Rosaura y el viento
Gladys Parodi

Las nubes, ventrudas, plomizas, embestían  el aire pesado, avanzando sin pausa. Parecían descender hacia la tierra con la  intención de  devorarlo todo. Soplaba un viento muy frío, arremolinado, que envolvía a Rosaura en los vuelos de su pollera negra. Nadie a su alrededor, nadie caminando por el borde del mar. Miró hacia atrás, hacia el horizonte  y tuvo miedo. Trepó hasta la rambla y  corrió despavorida. Huía de  aquellas nubes  que se aproximaban inexorables. “¡Es absurdo!” se dijo y sin embargo un miedo que no podía controlar  la obligaba a alejarse  cada vez más rápido. Ya sin aliento cruzó la calle y se refugió en el zaguán de un edificio deshabitado y casi en ruinas. De la puerta quedaba sólo una hoja, de modo que se ocultó detrás sujetándola con fuerza contra su cuerpo. El viento que empujaba  a aquellas nubes la persiguió hasta su escondite,  pero pasó a su lado , sin verla. Se deslizó furioso, tal vez por haber perdido su rastro, atravesó el pasillo de entrada y ella lo oyó aullar al trepar por la escalera, abrir puertas y ventanas del piso alto, cacheteando  paredes  y balcones. Tembló.

- Huyo, ¿de qué y por qué? ¿de qué tengo miedo? Lo sabía, ¡claro que lo sabía! Miedo de encontrarlo, de sentir sus manos invisibles recorriéndome entera, de no ser capaz de rechazarlo después de lo que me confesó.

Otra vez el viento que vuelve, que se desliza por las escaleras y recorre la casa husmeando en cada rincón. Rosaura oye su respiración sibilante y sujeta la puerta con más fuerza todavía. La voz del viento, hecha de silbidos y de  roncas asperezas, esa voz que la envolvió en su embrujo, ahora se ha transformado en una ráfaga helada que pregunta:”¿dónde estás, Rosaura? Es inútil que te escondas; yo te encontraré de todos modos y volveremos a ser uno, no lo podrás evitar.” 

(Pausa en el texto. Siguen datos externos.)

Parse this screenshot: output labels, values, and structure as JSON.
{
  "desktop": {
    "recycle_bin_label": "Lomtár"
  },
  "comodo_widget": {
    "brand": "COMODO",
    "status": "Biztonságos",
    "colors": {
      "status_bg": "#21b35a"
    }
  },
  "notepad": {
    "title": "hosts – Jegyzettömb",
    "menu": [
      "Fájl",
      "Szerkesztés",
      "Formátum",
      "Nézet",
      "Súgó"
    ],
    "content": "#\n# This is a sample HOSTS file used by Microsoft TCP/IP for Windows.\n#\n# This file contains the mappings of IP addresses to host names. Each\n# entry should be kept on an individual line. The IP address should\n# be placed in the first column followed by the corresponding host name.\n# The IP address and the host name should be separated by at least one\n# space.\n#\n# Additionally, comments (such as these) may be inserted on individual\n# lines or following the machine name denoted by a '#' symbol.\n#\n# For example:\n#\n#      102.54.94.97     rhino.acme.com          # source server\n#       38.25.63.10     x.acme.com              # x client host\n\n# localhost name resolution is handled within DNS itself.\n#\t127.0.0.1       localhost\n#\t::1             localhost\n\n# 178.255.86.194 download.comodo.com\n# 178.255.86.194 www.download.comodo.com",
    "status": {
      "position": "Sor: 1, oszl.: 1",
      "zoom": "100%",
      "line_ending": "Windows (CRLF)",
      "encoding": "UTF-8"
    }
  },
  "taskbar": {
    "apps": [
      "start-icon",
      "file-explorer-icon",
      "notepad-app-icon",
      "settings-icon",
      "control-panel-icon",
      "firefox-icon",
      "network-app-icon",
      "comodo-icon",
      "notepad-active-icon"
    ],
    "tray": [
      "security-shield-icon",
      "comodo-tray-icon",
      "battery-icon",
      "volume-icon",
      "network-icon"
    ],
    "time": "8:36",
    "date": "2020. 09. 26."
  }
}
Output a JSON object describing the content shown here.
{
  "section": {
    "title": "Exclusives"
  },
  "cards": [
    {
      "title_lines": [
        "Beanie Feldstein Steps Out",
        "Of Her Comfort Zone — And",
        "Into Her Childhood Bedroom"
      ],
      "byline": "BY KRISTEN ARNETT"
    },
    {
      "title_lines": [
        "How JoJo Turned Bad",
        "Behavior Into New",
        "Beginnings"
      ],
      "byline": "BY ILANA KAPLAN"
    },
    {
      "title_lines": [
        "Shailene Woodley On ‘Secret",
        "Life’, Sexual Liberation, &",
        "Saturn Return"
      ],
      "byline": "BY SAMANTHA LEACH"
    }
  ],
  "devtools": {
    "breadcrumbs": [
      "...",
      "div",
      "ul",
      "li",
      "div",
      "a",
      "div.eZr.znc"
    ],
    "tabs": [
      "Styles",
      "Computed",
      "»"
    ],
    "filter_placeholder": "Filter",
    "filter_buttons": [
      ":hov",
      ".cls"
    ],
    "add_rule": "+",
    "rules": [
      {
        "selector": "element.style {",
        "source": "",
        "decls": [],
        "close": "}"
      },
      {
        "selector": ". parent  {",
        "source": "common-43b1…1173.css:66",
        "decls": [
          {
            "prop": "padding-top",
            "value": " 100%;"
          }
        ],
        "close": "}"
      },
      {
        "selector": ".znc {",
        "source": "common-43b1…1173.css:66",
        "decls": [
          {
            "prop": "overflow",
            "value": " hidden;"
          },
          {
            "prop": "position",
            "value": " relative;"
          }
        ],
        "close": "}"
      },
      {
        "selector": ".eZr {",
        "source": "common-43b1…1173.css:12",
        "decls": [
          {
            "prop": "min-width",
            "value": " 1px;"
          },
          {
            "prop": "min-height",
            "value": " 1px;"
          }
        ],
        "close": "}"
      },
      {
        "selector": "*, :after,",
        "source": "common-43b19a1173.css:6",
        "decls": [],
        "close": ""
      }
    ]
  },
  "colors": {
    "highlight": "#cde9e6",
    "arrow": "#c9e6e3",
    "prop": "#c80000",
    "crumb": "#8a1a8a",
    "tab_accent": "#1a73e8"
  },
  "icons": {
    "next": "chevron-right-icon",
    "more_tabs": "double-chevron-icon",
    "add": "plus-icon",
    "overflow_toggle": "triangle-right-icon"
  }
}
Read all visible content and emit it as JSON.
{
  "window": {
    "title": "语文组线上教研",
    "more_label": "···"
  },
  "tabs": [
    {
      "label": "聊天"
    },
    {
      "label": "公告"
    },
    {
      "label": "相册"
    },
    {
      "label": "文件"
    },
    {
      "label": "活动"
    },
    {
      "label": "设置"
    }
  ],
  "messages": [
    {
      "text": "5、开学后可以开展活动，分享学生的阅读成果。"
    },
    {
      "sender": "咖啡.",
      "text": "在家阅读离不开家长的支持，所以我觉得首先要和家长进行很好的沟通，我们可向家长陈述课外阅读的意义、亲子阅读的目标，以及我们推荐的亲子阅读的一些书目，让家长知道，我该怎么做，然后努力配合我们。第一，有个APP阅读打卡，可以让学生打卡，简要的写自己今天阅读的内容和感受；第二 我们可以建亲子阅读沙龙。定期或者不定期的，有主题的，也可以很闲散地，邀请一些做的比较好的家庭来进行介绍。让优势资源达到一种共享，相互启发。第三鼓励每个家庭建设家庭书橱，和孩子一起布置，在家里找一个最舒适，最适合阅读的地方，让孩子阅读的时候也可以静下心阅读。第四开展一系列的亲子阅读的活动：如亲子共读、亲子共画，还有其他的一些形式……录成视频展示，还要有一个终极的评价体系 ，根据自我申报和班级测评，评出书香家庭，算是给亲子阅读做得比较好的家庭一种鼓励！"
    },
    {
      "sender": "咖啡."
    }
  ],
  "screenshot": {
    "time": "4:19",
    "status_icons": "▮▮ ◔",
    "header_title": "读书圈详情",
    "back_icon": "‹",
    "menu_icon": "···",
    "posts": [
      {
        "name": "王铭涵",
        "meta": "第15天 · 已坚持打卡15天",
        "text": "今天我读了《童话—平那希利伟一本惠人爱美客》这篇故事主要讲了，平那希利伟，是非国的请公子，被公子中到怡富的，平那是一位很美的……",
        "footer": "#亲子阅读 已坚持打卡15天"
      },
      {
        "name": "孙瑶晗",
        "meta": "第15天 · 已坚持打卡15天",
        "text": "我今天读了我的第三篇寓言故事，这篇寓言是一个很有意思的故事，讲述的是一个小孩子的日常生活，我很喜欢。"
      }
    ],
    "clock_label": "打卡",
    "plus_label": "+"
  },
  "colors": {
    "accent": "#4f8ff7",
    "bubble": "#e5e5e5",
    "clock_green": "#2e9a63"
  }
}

Sí, me enamoré del viento. Recuerdo que aquella tarde cuando alborotó mis cabellos me estremecí de placer y cuando se deslizó por mis brazos y piernas deseé que no interrumpiera sus caricias; después, cuando levantó soplos de arena que envolvieron mi cuello, me recorrió un deleite desconocido y cuando puso gotas de sal en mis labios supe que me besaba con una pasión que  sellaba mi boca contra la suya. “Esto es  una locura”, pensé, y sin embargo  ya desde entonces comprendí que no podría renunciar a él. ¿Por qué me dijiste que no debía creer en tu fidelidad? Enredaste tus dedos en los rulos de mi nuca y me susurraste  al oído que en los momentos de calma yo siempre ocuparía tu pensamiento, que volverías a abrazarme, a besarme, a poseerme allí donde me encontrara,  pero que no podrías evitar, en tus eternos itinerarios imprevistos, que otras mujeres te tentaran  y que a ellas también les harías el amor.

Afuera, las espesas nubes grises lo cubren todo derramando una oscuridad  de noche anticipada. Llueve intensamente. Rosaura atisba por una rendija y ve cómo el mar se encrespa ,  las olas se desgranan  saltando sobre el malecón y el agua empapa la calle.

En su escondite ella palpita de frío cuando lo oye llegar. Ya no es aquél que aullaba al trepar por las escaleras, aquel que abría puertas y ventanas. Silencioso y sabio, el viento se detiene en el zaguán y allí la encuentra. Impaciente, desliza su brazo de aire macizo, separándola de la pared en la que se apoya, empuja suavemente el batiente de la puerta y la encierra en una cinta de sal.  Ella  olvida sus miedos y se arrebuja en su  ternura. Se dice que es inútil  tratar de huir,  nada la hará renunciar a él.